Miami Heat

Miami Heat players embrace change after loss of Chris Bosh

Miami Heat’s Udonis Haslem (40) and Mario Chalmers react after a 111-87 victory over the New York Knicks, Friday, Feb. 20, 2015, at Madison Square Garden in New York.
Miami Heat’s Udonis Haslem (40) and Mario Chalmers react after a 111-87 victory over the New York Knicks, Friday, Feb. 20, 2015, at Madison Square Garden in New York. AP

The Heat’s acquisition of Goran Dragic has sent a ripple effect through the rest of the lineup, with several players directly impacted.

For Luol Deng, it means adjusting to playing at least part of the game at power forward, competing against bulkier players.

For Mario Chalmers, it means settling into the role of backup shooting guard after holding down the starting point guard job for much of the past 3 1/2 years.

And for Udonis Haslem, it means returning to the starting lineup at power forward — a role he handled for five years here previously.

“I really haven’t played four [power forward] since [spring] 2010, before the Big 3,” Haslem said this week. “The last four years, I played five [center]. But I’m a natural four anyway.”

With a premium now placed on power forwards with shooting range, Haslem said the starting power forward job here has changed slightly from when he started at the position from 2004 through 2009.

That’s why Haslem, who had taken only 13 three-pointers in 751 NBA games before Friday, has launched three (and made one) in the past three games since Chris Bosh was sidelined for the season by blood clots in his lungs.

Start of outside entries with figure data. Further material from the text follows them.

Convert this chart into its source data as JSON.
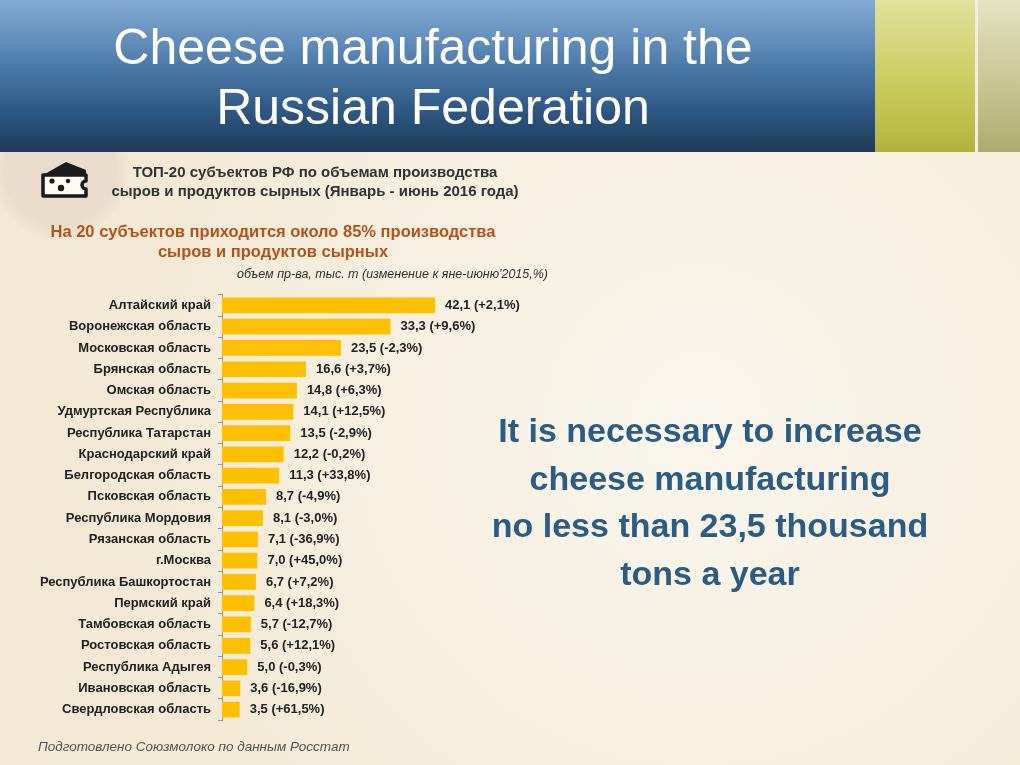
{
  "chart_data": {
    "type": "bar",
    "orientation": "horizontal",
    "title": "Cheese manufacturing in the Russian Federation",
    "subtitle": "ТОП-20 субъектов РФ по объемам производства\nсыров и продуктов сырных (Январь - июнь 2016 года)",
    "xlabel": "объем пр-ва, тыс. т (изменение к яне-июню'2015,%)",
    "categories": [
      "Алтайский край",
      "Воронежская область",
      "Московская область",
      "Брянская область",
      "Омская область",
      "Удмуртская Республика",
      "Республика Татарстан",
      "Краснодарский край",
      "Белгородская область",
      "Псковская область",
      "Республика Мордовия",
      "Рязанская область",
      "г.Москва",
      "Республика Башкортостан",
      "Пермский край",
      "Тамбовская область",
      "Ростовская область",
      "Республика Адыгея",
      "Ивановская область",
      "Свердловская область"
    ],
    "values": [
      42.1,
      33.3,
      23.5,
      16.6,
      14.8,
      14.1,
      13.5,
      12.2,
      11.3,
      8.7,
      8.1,
      7.1,
      7.0,
      6.7,
      6.4,
      5.7,
      5.6,
      5.0,
      3.6,
      3.5
    ],
    "color": "#ffc000",
    "value_labels": [
      "42,1 (+2,1%)",
      "33,3 (+9,6%)",
      "23,5 (-2,3%)",
      "16,6 (+3,7%)",
      "14,8 (+6,3%)",
      "14,1 (+12,5%)",
      "13,5 (-2,9%)",
      "12,2 (-0,2%)",
      "11,3 (+33,8%)",
      "8,7 (-4,9%)",
      "8,1 (-3,0%)",
      "7,1 (-36,9%)",
      "7,0 (+45,0%)",
      "6,7 (+7,2%)",
      "6,4 (+18,3%)",
      "5,7 (-12,7%)",
      "5,6 (+12,1%)",
      "5,0 (-0,3%)",
      "3,6 (-16,9%)",
      "3,5 (+61,5%)"
    ],
    "annotations": [
      "На 20 субъектов приходится около 85% производства\nсыров и продуктов сырных",
      "It is necessary to increase\ncheese manufacturing\nno less than 23,5 thousand\ntons a year",
      "Подготовлено Союзмолоко по данным Росстат"
    ]
  }
}
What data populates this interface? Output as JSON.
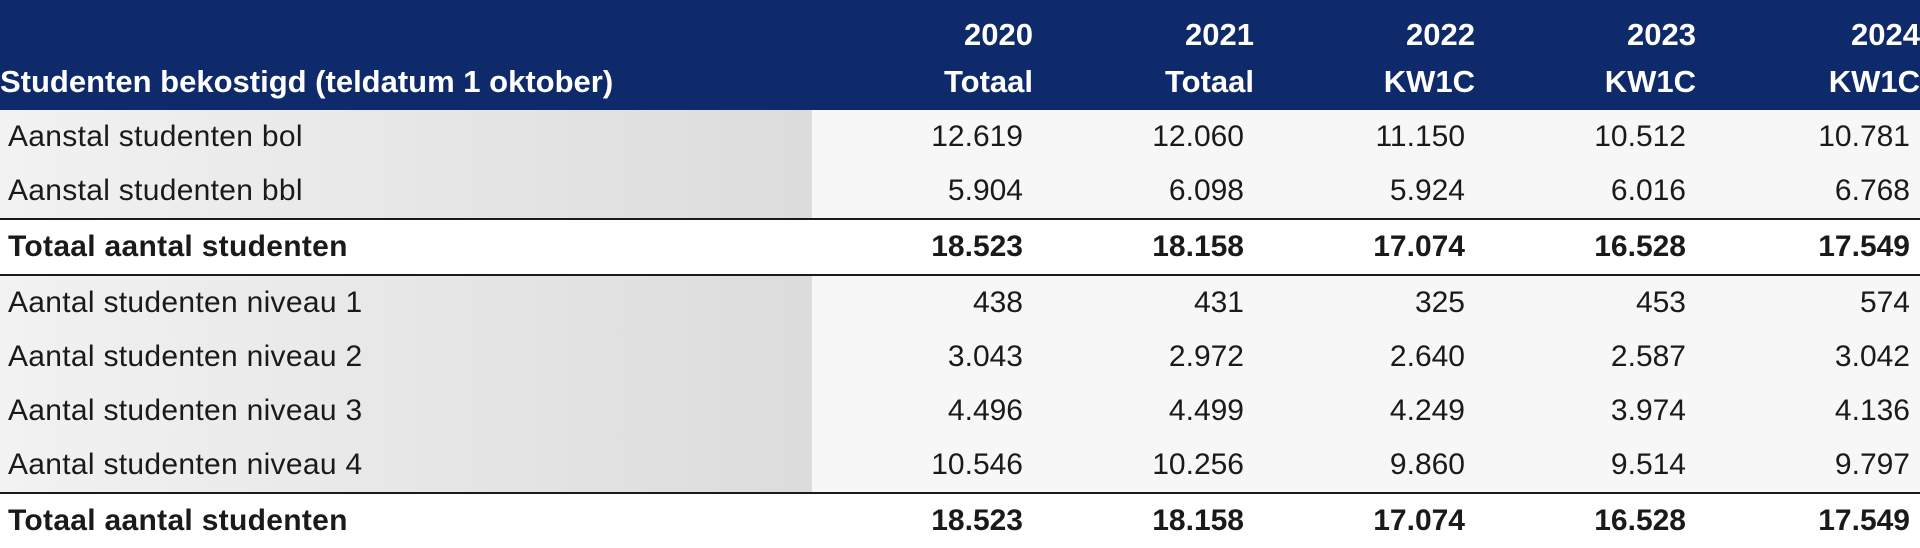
{
  "table": {
    "header": {
      "row_label": "Studenten bekostigd (teldatum 1 oktober)",
      "years": [
        "2020",
        "2021",
        "2022",
        "2023",
        "2024"
      ],
      "subtitles": [
        "Totaal",
        "Totaal",
        "KW1C",
        "KW1C",
        "KW1C"
      ]
    },
    "rows": [
      {
        "label": "Aanstal studenten bol",
        "values": [
          "12.619",
          "12.060",
          "11.150",
          "10.512",
          "10.781"
        ]
      },
      {
        "label": "Aanstal studenten bbl",
        "values": [
          "5.904",
          "6.098",
          "5.924",
          "6.016",
          "6.768"
        ]
      },
      {
        "label": "Totaal aantal studenten",
        "values": [
          "18.523",
          "18.158",
          "17.074",
          "16.528",
          "17.549"
        ]
      },
      {
        "label": "Aantal studenten niveau 1",
        "values": [
          "438",
          "431",
          "325",
          "453",
          "574"
        ]
      },
      {
        "label": "Aantal studenten niveau 2",
        "values": [
          "3.043",
          "2.972",
          "2.640",
          "2.587",
          "3.042"
        ]
      },
      {
        "label": "Aantal studenten niveau 3",
        "values": [
          "4.496",
          "4.499",
          "4.249",
          "3.974",
          "4.136"
        ]
      },
      {
        "label": "Aantal studenten niveau 4",
        "values": [
          "10.546",
          "10.256",
          "9.860",
          "9.514",
          "9.797"
        ]
      },
      {
        "label": "Totaal aantal studenten",
        "values": [
          "18.523",
          "18.158",
          "17.074",
          "16.528",
          "17.549"
        ]
      }
    ]
  },
  "colors": {
    "header_bg": "#0f2a6b",
    "header_text": "#ffffff",
    "label_bg": "#dcdcdc"
  }
}
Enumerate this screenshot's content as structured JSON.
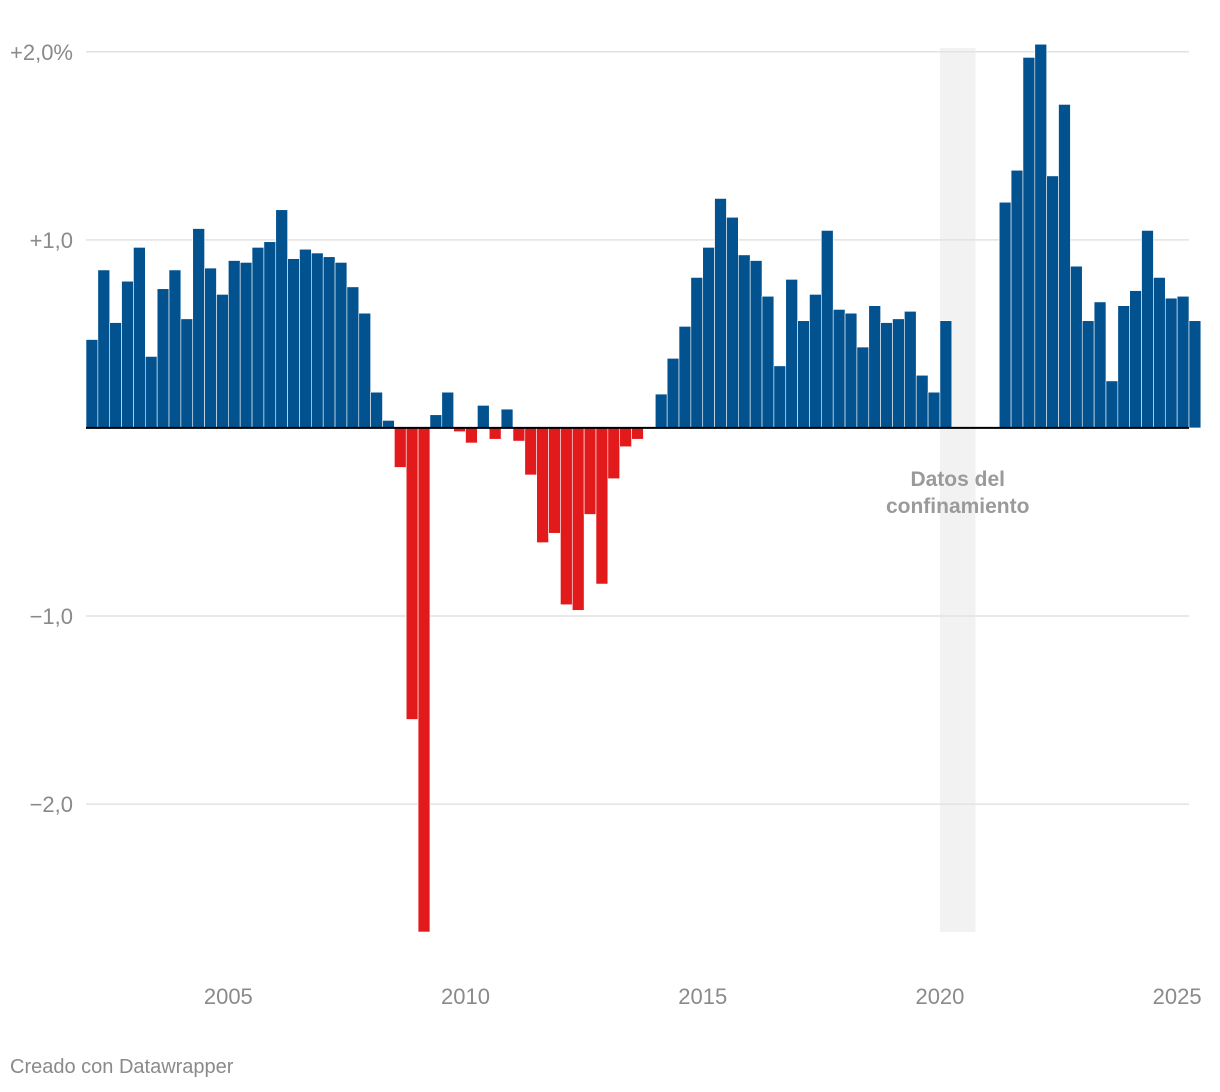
{
  "chart_data": {
    "type": "bar",
    "title": "",
    "xlabel": "",
    "ylabel": "",
    "unit": "%",
    "ylim": [
      -2.68,
      2.02
    ],
    "xlim": [
      2002.0,
      2025.25
    ],
    "frequency": "quarterly",
    "grid": true,
    "y_ticks": [
      {
        "value": 2.0,
        "label": "+2,0%"
      },
      {
        "value": 1.0,
        "label": "+1,0"
      },
      {
        "value": -1.0,
        "label": "−1,0"
      },
      {
        "value": -2.0,
        "label": "−2,0"
      }
    ],
    "x_ticks": [
      {
        "value": 2005,
        "label": "2005"
      },
      {
        "value": 2010,
        "label": "2010"
      },
      {
        "value": 2015,
        "label": "2015"
      },
      {
        "value": 2020,
        "label": "2020"
      },
      {
        "value": 2025,
        "label": "2025"
      }
    ],
    "start_year": 2002,
    "values": [
      0.47,
      0.84,
      0.56,
      0.78,
      0.96,
      0.38,
      0.74,
      0.84,
      0.58,
      1.06,
      0.85,
      0.71,
      0.89,
      0.88,
      0.96,
      0.99,
      1.16,
      0.9,
      0.95,
      0.93,
      0.91,
      0.88,
      0.75,
      0.61,
      0.19,
      0.04,
      -0.21,
      -1.55,
      -2.68,
      0.07,
      0.19,
      -0.02,
      -0.08,
      0.12,
      -0.06,
      0.1,
      -0.07,
      -0.25,
      -0.61,
      -0.56,
      -0.94,
      -0.97,
      -0.46,
      -0.83,
      -0.27,
      -0.1,
      -0.06,
      0.0,
      0.18,
      0.37,
      0.54,
      0.8,
      0.96,
      1.22,
      1.12,
      0.92,
      0.89,
      0.7,
      0.33,
      0.79,
      0.57,
      0.71,
      1.05,
      0.63,
      0.61,
      0.43,
      0.65,
      0.56,
      0.58,
      0.62,
      0.28,
      0.19,
      0.57,
      0.0,
      0.0,
      0.0,
      0.0,
      1.2,
      1.37,
      1.97,
      2.04,
      1.34,
      1.72,
      0.86,
      0.57,
      0.67,
      0.25,
      0.65,
      0.73,
      1.05,
      0.8,
      0.69,
      0.7,
      0.57
    ],
    "colors": {
      "positive": "#01528f",
      "negative": "#e21a1c",
      "shade": "#f2f2f2",
      "grid": "#e2e2e2",
      "zero_line": "#000000"
    },
    "shaded_regions": [
      {
        "from": 2020.0,
        "to": 2020.75,
        "label_line1": "Datos del",
        "label_line2": "confinamiento"
      }
    ]
  },
  "footer": {
    "credit": "Creado con Datawrapper"
  }
}
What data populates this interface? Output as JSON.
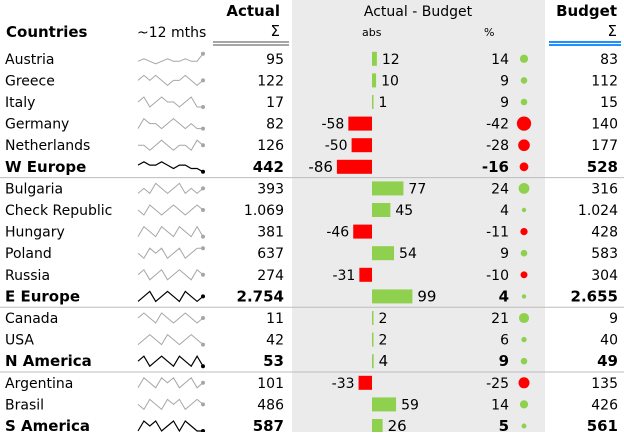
{
  "chart_data": {
    "type": "table",
    "headers": {
      "countries": "Countries",
      "trend": "~12 mths",
      "actual": "Actual",
      "actual_sum": "Σ",
      "variance": "Actual - Budget",
      "abs": "abs",
      "pct": "%",
      "budget": "Budget",
      "budget_sum": "Σ"
    },
    "rows": [
      {
        "name": "Austria",
        "actual": "95",
        "abs": 12,
        "pct": 14,
        "budget": "83",
        "bold": false,
        "spark": [
          5,
          6,
          5,
          4,
          5,
          6,
          5,
          5,
          6,
          5,
          5,
          8
        ]
      },
      {
        "name": "Greece",
        "actual": "122",
        "abs": 10,
        "pct": 9,
        "budget": "112",
        "bold": false,
        "spark": [
          5,
          6,
          5,
          6,
          5,
          4,
          5,
          5,
          6,
          5,
          4,
          5
        ]
      },
      {
        "name": "Italy",
        "actual": "17",
        "abs": 1,
        "pct": 9,
        "budget": "15",
        "bold": false,
        "spark": [
          5,
          6,
          4,
          5,
          6,
          5,
          5,
          4,
          5,
          6,
          4,
          4
        ]
      },
      {
        "name": "Germany",
        "actual": "82",
        "abs": -58,
        "pct": -42,
        "budget": "140",
        "bold": false,
        "spark": [
          4,
          6,
          5,
          5,
          4,
          5,
          6,
          5,
          4,
          5,
          4,
          4
        ]
      },
      {
        "name": "Netherlands",
        "actual": "126",
        "abs": -50,
        "pct": -28,
        "budget": "177",
        "bold": false,
        "spark": [
          5,
          5,
          4,
          5,
          6,
          5,
          4,
          5,
          5,
          4,
          6,
          5
        ]
      },
      {
        "name": "W Europe",
        "actual": "442",
        "abs": -86,
        "pct": -16,
        "budget": "528",
        "bold": true,
        "spark": [
          5,
          6,
          5,
          5,
          6,
          5,
          4,
          5,
          5,
          4,
          4,
          3
        ]
      },
      {
        "name": "Bulgaria",
        "actual": "393",
        "abs": 77,
        "pct": 24,
        "budget": "316",
        "bold": false,
        "spark": [
          4,
          5,
          4,
          6,
          5,
          4,
          5,
          6,
          4,
          5,
          4,
          5
        ]
      },
      {
        "name": "Check Republic",
        "actual": "1.069",
        "abs": 45,
        "pct": 4,
        "budget": "1.024",
        "bold": false,
        "spark": [
          5,
          4,
          6,
          5,
          4,
          5,
          6,
          5,
          4,
          5,
          6,
          5
        ]
      },
      {
        "name": "Hungary",
        "actual": "381",
        "abs": -46,
        "pct": -11,
        "budget": "428",
        "bold": false,
        "spark": [
          4,
          6,
          5,
          4,
          6,
          5,
          4,
          6,
          5,
          4,
          6,
          4
        ]
      },
      {
        "name": "Poland",
        "actual": "637",
        "abs": 54,
        "pct": 9,
        "budget": "583",
        "bold": false,
        "spark": [
          5,
          4,
          6,
          5,
          6,
          4,
          5,
          6,
          4,
          5,
          6,
          6
        ]
      },
      {
        "name": "Russia",
        "actual": "274",
        "abs": -31,
        "pct": -10,
        "budget": "304",
        "bold": false,
        "spark": [
          5,
          6,
          4,
          5,
          6,
          4,
          5,
          6,
          5,
          4,
          6,
          5
        ]
      },
      {
        "name": "E Europe",
        "actual": "2.754",
        "abs": 99,
        "pct": 4,
        "budget": "2.655",
        "bold": true,
        "spark": [
          4,
          5,
          6,
          4,
          5,
          6,
          5,
          4,
          6,
          5,
          4,
          5
        ]
      },
      {
        "name": "Canada",
        "actual": "11",
        "abs": 2,
        "pct": 21,
        "budget": "9",
        "bold": false,
        "spark": [
          5,
          6,
          5,
          4,
          6,
          5,
          4,
          5,
          6,
          5,
          4,
          5
        ]
      },
      {
        "name": "USA",
        "actual": "42",
        "abs": 2,
        "pct": 6,
        "budget": "40",
        "bold": false,
        "spark": [
          4,
          5,
          6,
          5,
          4,
          6,
          5,
          4,
          5,
          6,
          5,
          4
        ]
      },
      {
        "name": "N America",
        "actual": "53",
        "abs": 4,
        "pct": 9,
        "budget": "49",
        "bold": true,
        "spark": [
          5,
          6,
          4,
          5,
          6,
          5,
          4,
          6,
          5,
          4,
          6,
          4
        ]
      },
      {
        "name": "Argentina",
        "actual": "101",
        "abs": -33,
        "pct": -25,
        "budget": "135",
        "bold": false,
        "spark": [
          4,
          6,
          5,
          4,
          6,
          5,
          6,
          4,
          5,
          6,
          4,
          5
        ]
      },
      {
        "name": "Brasil",
        "actual": "486",
        "abs": 59,
        "pct": 14,
        "budget": "426",
        "bold": false,
        "spark": [
          5,
          4,
          6,
          5,
          4,
          6,
          5,
          6,
          4,
          5,
          6,
          5
        ]
      },
      {
        "name": "S America",
        "actual": "587",
        "abs": 26,
        "pct": 5,
        "budget": "561",
        "bold": true,
        "spark": [
          4,
          6,
          5,
          6,
          4,
          5,
          6,
          4,
          6,
          5,
          4,
          4
        ]
      }
    ],
    "colors": {
      "positive": "#8fd14f",
      "negative": "#ff0000",
      "panel": "#ebebeb",
      "actual_rule": "#a6a6a6",
      "budget_rule": "#1e90ff"
    }
  }
}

“It’s part of our offense,” Haslem said, adding that coach Erik Spoelstra told him before the season that he has to be able to shoot the corner three to play power forward. “You’re not going to make all of them, but you have to take them with confidence. I’m going to make some.

“Coach gives me confidence. He’s seen me knock it down a thousand times in practice. Take the ones that are open. Don’t force it.”

Spoelstra said Haslem “has reinvented himself so many times in 12 years. He can find a way to be effective no matter how we play.”

Though Deng continues to start at small forward, a lot of his minutes are coming at power forward as part of a smaller lineup with Deng, Dwyane Wade, Dragic and Mario Chalmers or another wing player. Deng was terrific Monday against Philadelphia, scoring 29 points on 11-of-14 shooting.

“When we get comfortable, we’re going to be quicker [with that small lineup],” Deng said. “We’re going to put teams in a lot of switches they’re not used to, so their defense will not be as organized. There’s definitely advantages to it.”

Deng, listed at 6-9 and 220 pounds, said he played some power forward in Chicago when Joakim Noah and Taj Gibson were injured.

“It’s definitely different,” he said.

Offensively, playing power forward means “doing a lot of dribble handoffs, finding myself at the top of the key a lot, getting the team into second situations that [Bosh] was so good at, spreading the floor,” Deng said. “Now I’m involved in a lot of screens instead of being in the corner. It’s totally different.”

And defensively, “I’ve got to guard the screen and make the calls for the guards,” Deng said. “I’m used to guarding the ball. … It’s a different game when you’re battling in the post.”

For Deng, it’s yet another adjustment in a season of transition and tumult.

“We just got Dragic; I’m playing out of position; D-Wade just got back. It’s a lot going on,” Deng said. “The CB news hit us. You kind of appreciate seasons you had in the past where you roll out and play. But we’re all about challenges. My whole life has been about some type of challenge, and I’ve always been OK with that.

“[Power forward] is something I can do. The way we want to play here is not think of positions, but you think a lot when you’re the four [power forward]. And that’s something C.B. was so good at.”

As for Chalmers, the acquisition of Dragic and the recent development of Shabazz Napier mean most of Chalmers’ minutes figure to come at shooting guard.

The enjoyable part of playing that position is “being able to attack,” he said. “As a two guard, your main objective is to attack and pass when you can’t get a score.”

Chalmers is easygoing about switching between both guard spots. “I was starting point guard, back to reserve two, to starting point guard” and now backup shooting guard again. “You just have to be ready for anything.”

Said Wade: “I like this role” for Chalmers. “We really need him to embrace it now. When he embraced it earlier in the year, he did unbelievable.”


When/where: 7:30 p.m., Amway Center in Orlando.

TV, radio: Sun Sports; WAXY 104.3 FM, 790 AM and WAQI 710 AM (Spanish).

Series: Heat leads 56-45.

Noteworthy: The teams split two meetings this season, with Miami winning 99-92 on Nov. 22 in Orlando (behind 32 points from Chris Bosh, who’s sidelined for the season with blood clots on his lungs) and losing 102-101 at home on Dec. 29, despite 25 from Dwyane Wade. Magic center Nikola Vucevic has always played well against Miami: a 29-rebound game on New Year’s Eve in 2012; 33 points and 17 boards in their first meeting this season; and 26 points and 9 boards in their second meeting.